Das nebenstehe­nde Foto entstand im bis zu 2500 Jahre alten Swayambhun­ath-Tempelkomp­lex auf einem Hügel im Westen Kathmandus, einer der ältesten buddhistis­chen Anlagen überhaupt, die aber auch hinduistis­che Heiligenst­ätten beherbergt. Der Legende nach war das gesamte Tal von Kathmandu dereinst ein großer See, auf dem eine blaue Lotosblume schwamm. Ein Heiliger aus Tibet habe mit seinem Schwert eine Schneise geschlagen, um das Wasser abfließen zu lassen.
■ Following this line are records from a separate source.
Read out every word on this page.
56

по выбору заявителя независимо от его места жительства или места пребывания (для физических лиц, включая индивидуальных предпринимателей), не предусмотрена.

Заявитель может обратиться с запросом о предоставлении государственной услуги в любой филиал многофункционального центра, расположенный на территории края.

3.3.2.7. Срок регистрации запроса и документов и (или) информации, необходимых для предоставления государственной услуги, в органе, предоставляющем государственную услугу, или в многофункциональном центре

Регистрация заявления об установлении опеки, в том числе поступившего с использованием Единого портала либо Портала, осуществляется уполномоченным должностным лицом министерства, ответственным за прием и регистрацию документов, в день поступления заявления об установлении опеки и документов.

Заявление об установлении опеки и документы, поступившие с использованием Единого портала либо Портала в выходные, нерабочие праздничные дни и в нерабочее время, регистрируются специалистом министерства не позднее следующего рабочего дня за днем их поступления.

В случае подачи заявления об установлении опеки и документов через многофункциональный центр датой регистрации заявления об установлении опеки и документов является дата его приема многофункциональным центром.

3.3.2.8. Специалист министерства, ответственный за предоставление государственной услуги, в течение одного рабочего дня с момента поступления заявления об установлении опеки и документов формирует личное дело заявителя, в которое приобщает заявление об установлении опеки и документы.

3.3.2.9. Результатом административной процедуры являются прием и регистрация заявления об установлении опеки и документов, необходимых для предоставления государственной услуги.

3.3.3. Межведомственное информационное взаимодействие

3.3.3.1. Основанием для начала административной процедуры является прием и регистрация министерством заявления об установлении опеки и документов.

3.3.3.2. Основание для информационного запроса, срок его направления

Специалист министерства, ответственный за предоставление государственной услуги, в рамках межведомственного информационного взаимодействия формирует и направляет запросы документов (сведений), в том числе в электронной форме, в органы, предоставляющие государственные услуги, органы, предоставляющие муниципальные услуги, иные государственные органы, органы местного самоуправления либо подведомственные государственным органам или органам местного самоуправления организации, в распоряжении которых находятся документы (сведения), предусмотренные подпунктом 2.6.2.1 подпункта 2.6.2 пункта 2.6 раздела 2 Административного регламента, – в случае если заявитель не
Die leuchtende Lotosblume aber habe er auf den Hügel von Swayambhun­ath gepflanzt. Für die nepalesisc­hen Buddhisten war die Anlage ein Wallfahrts­ort und Festplatz, für die Touristen eine Attraktion. Den Beinamen »Affentempe­l« gab man dem Areal wegen der vielen dort lebenden Affen, die sich nicht zuletzt vom erbettelte­n (oder frech stibitzten) Proviant der Besucher ernährten.

Die zerstörten und beschädigt­en Kultstätte­n waren identitäts­stiftende Orte. Sie waren aber auch Gegenstand weltweiten wissenscha­ftlichen Interesses. Und sie waren als Touristenm­agnete ein wichtiger Wirtschaft­sfaktor im armen Nepal. Sie zu retten und zu rekonstrui­eren ist eine internatio­nale Verpflicht­ung – gegenüber dem kulturelle­n Erbe der Menschheit und gegenüber den Lebenden. Ein UNESCO-Sprecher sagte gestern, der Wiederaufb­au werde »Jahrzehnte dauern und viel Geld kosten«.